Il s'agit d'une contribution de grand intérêt pour l'étude des changements climatiques à l'échelle globale du dernier million d'années, qui a des implications fortes sur l'évaluation du réchauffement global actuel.
Quel est le mécanisme à la base de la fonte rapide des calottes polaires de la fin de l'époque glaciaire ? Il y a finalement une réponse scientifique à un rébus qui a fait l'objet de vives discussions sur les études climatiques du siècle dernier.
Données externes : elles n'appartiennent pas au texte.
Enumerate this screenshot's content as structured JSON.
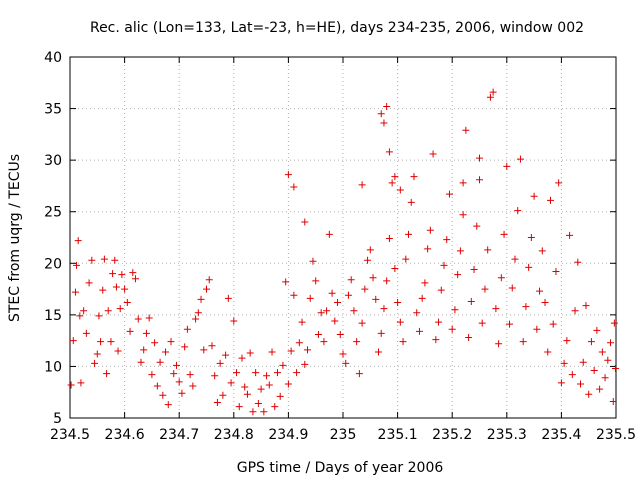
{
  "chart_data": {
    "type": "scatter",
    "title": "Rec. alic (Lon=133, Lat=-23, h=HE), days 234-235, 2006, window 002",
    "xlabel": "GPS time / Days of year 2006",
    "ylabel": "STEC from uqrg / TECUs",
    "xlim": [
      234.5,
      235.5
    ],
    "ylim": [
      5,
      40
    ],
    "x_ticks": [
      "234.5",
      "234.6",
      "234.7",
      "234.8",
      "234.9",
      "235",
      "235.1",
      "235.2",
      "235.3",
      "235.4",
      "235.5"
    ],
    "y_ticks": [
      "5",
      "10",
      "15",
      "20",
      "25",
      "30",
      "35",
      "40"
    ],
    "grid": true,
    "legend": "none",
    "marker": "plus",
    "color": "#e00000",
    "series": [
      {
        "points": [
          [
            234.502,
            8.2
          ],
          [
            234.506,
            12.5
          ],
          [
            234.51,
            17.2
          ],
          [
            234.512,
            19.8
          ],
          [
            234.515,
            22.2
          ],
          [
            234.518,
            14.9
          ],
          [
            234.52,
            8.4
          ],
          [
            234.525,
            15.4
          ],
          [
            234.53,
            13.2
          ],
          [
            234.535,
            18.1
          ],
          [
            234.54,
            20.3
          ],
          [
            234.545,
            10.3
          ],
          [
            234.55,
            11.2
          ],
          [
            234.553,
            14.9
          ],
          [
            234.556,
            12.4
          ],
          [
            234.56,
            17.4
          ],
          [
            234.563,
            20.4
          ],
          [
            234.567,
            9.3
          ],
          [
            234.57,
            15.4
          ],
          [
            234.575,
            12.4
          ],
          [
            234.578,
            19.0
          ],
          [
            234.582,
            20.3
          ],
          [
            234.585,
            17.7
          ],
          [
            234.588,
            11.5
          ],
          [
            234.592,
            15.6
          ],
          [
            234.595,
            18.9
          ],
          [
            234.6,
            17.5
          ],
          [
            234.605,
            16.2
          ],
          [
            234.61,
            13.4
          ],
          [
            234.615,
            19.1
          ],
          [
            234.62,
            18.5
          ],
          [
            234.625,
            14.6
          ],
          [
            234.63,
            10.4
          ],
          [
            234.635,
            11.6
          ],
          [
            234.64,
            13.2
          ],
          [
            234.645,
            14.7
          ],
          [
            234.65,
            9.2
          ],
          [
            234.655,
            12.3
          ],
          [
            234.66,
            8.1
          ],
          [
            234.665,
            10.4
          ],
          [
            234.67,
            7.2
          ],
          [
            234.675,
            11.4
          ],
          [
            234.68,
            6.3
          ],
          [
            234.685,
            12.4
          ],
          [
            234.69,
            9.3
          ],
          [
            234.695,
            10.1
          ],
          [
            234.7,
            8.5
          ],
          [
            234.705,
            7.4
          ],
          [
            234.71,
            11.9
          ],
          [
            234.715,
            13.6
          ],
          [
            234.72,
            9.2
          ],
          [
            234.725,
            8.1
          ],
          [
            234.73,
            14.6
          ],
          [
            234.735,
            15.2
          ],
          [
            234.74,
            16.5
          ],
          [
            234.745,
            11.6
          ],
          [
            234.75,
            17.5
          ],
          [
            234.755,
            18.4
          ],
          [
            234.76,
            12.0
          ],
          [
            234.765,
            9.1
          ],
          [
            234.77,
            6.5
          ],
          [
            234.775,
            10.3
          ],
          [
            234.78,
            7.2
          ],
          [
            234.785,
            11.1
          ],
          [
            234.79,
            16.6
          ],
          [
            234.795,
            8.4
          ],
          [
            234.8,
            14.4
          ],
          [
            234.805,
            9.4
          ],
          [
            234.81,
            6.1
          ],
          [
            234.815,
            10.8
          ],
          [
            234.82,
            8.0
          ],
          [
            234.825,
            7.3
          ],
          [
            234.83,
            11.3
          ],
          [
            234.835,
            5.6
          ],
          [
            234.84,
            9.4
          ],
          [
            234.845,
            6.4
          ],
          [
            234.85,
            7.8
          ],
          [
            234.855,
            5.6
          ],
          [
            234.86,
            9.1
          ],
          [
            234.865,
            8.2
          ],
          [
            234.87,
            11.4
          ],
          [
            234.875,
            6.1
          ],
          [
            234.88,
            9.4
          ],
          [
            234.885,
            7.1
          ],
          [
            234.89,
            10.1
          ],
          [
            234.895,
            18.2
          ],
          [
            234.9,
            8.3
          ],
          [
            234.905,
            11.5
          ],
          [
            234.91,
            16.9
          ],
          [
            234.915,
            9.4
          ],
          [
            234.92,
            12.3
          ],
          [
            234.925,
            14.3
          ],
          [
            234.93,
            10.2
          ],
          [
            234.935,
            11.6
          ],
          [
            234.94,
            16.6
          ],
          [
            234.945,
            20.2
          ],
          [
            234.95,
            18.3
          ],
          [
            234.955,
            13.1
          ],
          [
            234.96,
            15.2
          ],
          [
            234.965,
            12.4
          ],
          [
            234.97,
            15.4
          ],
          [
            234.975,
            22.8
          ],
          [
            234.98,
            17.1
          ],
          [
            234.985,
            14.4
          ],
          [
            234.99,
            16.2
          ],
          [
            234.995,
            13.1
          ],
          [
            235.0,
            11.2
          ],
          [
            235.005,
            10.3
          ],
          [
            235.01,
            16.9
          ],
          [
            235.015,
            18.4
          ],
          [
            235.02,
            15.4
          ],
          [
            235.025,
            12.4
          ],
          [
            235.03,
            9.3
          ],
          [
            235.035,
            14.2
          ],
          [
            235.04,
            17.5
          ],
          [
            235.045,
            20.3
          ],
          [
            235.05,
            21.3
          ],
          [
            235.055,
            18.6
          ],
          [
            235.06,
            16.5
          ],
          [
            235.065,
            11.4
          ],
          [
            235.07,
            13.2
          ],
          [
            235.075,
            15.6
          ],
          [
            235.08,
            18.3
          ],
          [
            235.085,
            22.4
          ],
          [
            235.09,
            27.8
          ],
          [
            235.095,
            19.5
          ],
          [
            235.1,
            16.2
          ],
          [
            235.105,
            14.3
          ],
          [
            235.11,
            12.4
          ],
          [
            235.115,
            20.4
          ],
          [
            235.12,
            22.8
          ],
          [
            235.125,
            25.9
          ],
          [
            235.13,
            28.4
          ],
          [
            235.135,
            15.2
          ],
          [
            235.14,
            13.4
          ],
          [
            235.145,
            16.6
          ],
          [
            235.15,
            18.1
          ],
          [
            235.155,
            21.4
          ],
          [
            235.16,
            23.2
          ],
          [
            235.165,
            30.6
          ],
          [
            235.17,
            12.6
          ],
          [
            235.175,
            14.3
          ],
          [
            235.18,
            17.4
          ],
          [
            235.185,
            19.8
          ],
          [
            235.19,
            22.3
          ],
          [
            235.195,
            26.7
          ],
          [
            235.2,
            13.6
          ],
          [
            235.205,
            15.5
          ],
          [
            235.21,
            18.9
          ],
          [
            235.215,
            21.2
          ],
          [
            235.22,
            24.7
          ],
          [
            235.225,
            32.9
          ],
          [
            235.23,
            12.8
          ],
          [
            235.235,
            16.3
          ],
          [
            235.24,
            19.4
          ],
          [
            235.245,
            23.6
          ],
          [
            235.25,
            30.2
          ],
          [
            235.255,
            14.2
          ],
          [
            235.26,
            17.5
          ],
          [
            235.265,
            21.3
          ],
          [
            235.27,
            36.1
          ],
          [
            235.275,
            36.6
          ],
          [
            235.28,
            15.6
          ],
          [
            235.285,
            12.2
          ],
          [
            235.29,
            18.6
          ],
          [
            235.295,
            22.8
          ],
          [
            235.3,
            29.4
          ],
          [
            235.305,
            14.1
          ],
          [
            235.31,
            17.6
          ],
          [
            235.315,
            20.4
          ],
          [
            235.32,
            25.1
          ],
          [
            235.325,
            30.1
          ],
          [
            235.33,
            12.4
          ],
          [
            235.335,
            15.8
          ],
          [
            235.34,
            19.6
          ],
          [
            235.345,
            22.5
          ],
          [
            235.35,
            26.5
          ],
          [
            235.355,
            13.6
          ],
          [
            235.36,
            17.3
          ],
          [
            235.365,
            21.2
          ],
          [
            235.37,
            16.2
          ],
          [
            235.375,
            11.4
          ],
          [
            235.38,
            26.1
          ],
          [
            235.385,
            14.1
          ],
          [
            235.39,
            19.2
          ],
          [
            235.395,
            27.8
          ],
          [
            235.4,
            8.4
          ],
          [
            235.405,
            10.3
          ],
          [
            235.41,
            12.5
          ],
          [
            235.415,
            22.7
          ],
          [
            235.42,
            9.2
          ],
          [
            235.425,
            15.4
          ],
          [
            235.43,
            20.1
          ],
          [
            235.435,
            8.3
          ],
          [
            235.44,
            10.4
          ],
          [
            235.445,
            15.9
          ],
          [
            235.45,
            7.3
          ],
          [
            235.455,
            12.4
          ],
          [
            235.46,
            9.6
          ],
          [
            235.465,
            13.5
          ],
          [
            235.47,
            7.8
          ],
          [
            235.475,
            11.4
          ],
          [
            235.48,
            8.9
          ],
          [
            235.485,
            10.6
          ],
          [
            235.49,
            12.3
          ],
          [
            235.495,
            6.6
          ],
          [
            235.497,
            14.2
          ],
          [
            235.499,
            9.8
          ],
          [
            235.07,
            34.5
          ],
          [
            235.075,
            33.6
          ],
          [
            235.08,
            35.2
          ],
          [
            235.085,
            30.8
          ],
          [
            235.095,
            28.4
          ],
          [
            235.105,
            27.1
          ],
          [
            234.9,
            28.6
          ],
          [
            234.91,
            27.4
          ],
          [
            234.93,
            24.0
          ],
          [
            235.035,
            27.6
          ],
          [
            235.22,
            27.8
          ],
          [
            235.25,
            28.1
          ]
        ]
      }
    ]
  }
}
Evidemment, la théorie astronomique du mathématicien serbe Milutin Milankovitch et celle des effets collectifs des variations des mouvements de la Terre sur le climat, permettent une explication sur les causes de l'alternance des glaciations et des périodes tempérées ; malgré tout, la théorie ne fournit pas de raisons convaincantes sur le pourquoi et la temporalité du soi-disant phénomène des "fins de périodes glaciaires", autrement dit la fonte des calottes polaires à la fin des époques glaciaires (la dernière de celle-ci est survenue il y a environ 14.000 ans).
La solution convaincante à cette interrogation se trouve dans un article, accepté par la prestigieuse revue internationale Paleoceanography du titre : "L'histoire des fins de périodes glaciaires depuis le Tibre : une intuition sur les mécanismes des glaciations", signé Fabrizio Marra, Fabio Florindo et Enzo Boschi, scientifiques à l'INGV.
"Notre étude, -déclare Fabrizio Marra, premier auteur de l'article- reprend le concept de Milankovitch, affirmant que le taux d'exposition solaire qui frappe l'hémisphère nord pendant les mois estivaux régule le mécanisme des glaciations, mais en plus, notre modèle met en évidence l'existence d'un seuil d'exposition solaire extrêmement bas qui distingue la glaciation permanente, d'une fonte dramatique des calottes polaires qui régressent rapidement jusqu'à se stabiliser à des conditions similaires à la période actuelle.
Le modèle éclaircit la présence de maximums ponctuels d'exposition solaire (périodes très chaudes) malgré l'occurrence de minimums 'modérés' (moins froids que la moyenne) prompts à déclencher cette fonte rapide des calottes polaires".
L'article de Marra, Florindo, et Boschi, élabore un modèle original de corrélation entre les temps de dépôt des sédimentations successives du Tibre les plus anciennes, fournissant un éventail de données relatif à une série de fins de périodes glaciaires survenue entre 800.000 et 350.000 ans auparavant.
"En confrontant ces périodes avec la courbe qui décrit l'évolution du taux d'exposition solaire dans les mois estivaux pour l'hémisphère septentrional dans le dernier million d'années - continue Marra- nous avons découvert une coïncidence parfaite entre les périodes fournies par les sédiments du Tibre et les minimums d'exposition solaire les moins intenses par rapport à ceux qui les ont précédé et qui ont déterminé la formation de ces calottes polaires".
D'après ce qu'il ressort de l'article scientifique, il semble naturel de se demander : le système atmosphère-océan est-il sensible à des variations minimes de la température globale ?
Enzo Boschi, président de l'INGV, et co-auteur de la recherche, répond "Oui, même dans sa complexité, le système atmosphère-océans est extrêmement sensible à des variations minimes de la température globale.
Notons cependant que la réaffirmation du rôle déterminant de l'exposition solaire sur la régulation des changements climatiques à l'échelle globale, fait en quelque sorte réfléchir sur le rôle effectif de l'anhydride carbonique comme facteur prédominant sur l'évolution de la température. La découverte que ce mécanisme naturel puisse avoir un rôle prédominant dans l'actuel changement climatique n'atténue pas les préoccupations sur la possibilité que dans les prochaines décennies, nous nous approchons d'une planète surchauffée".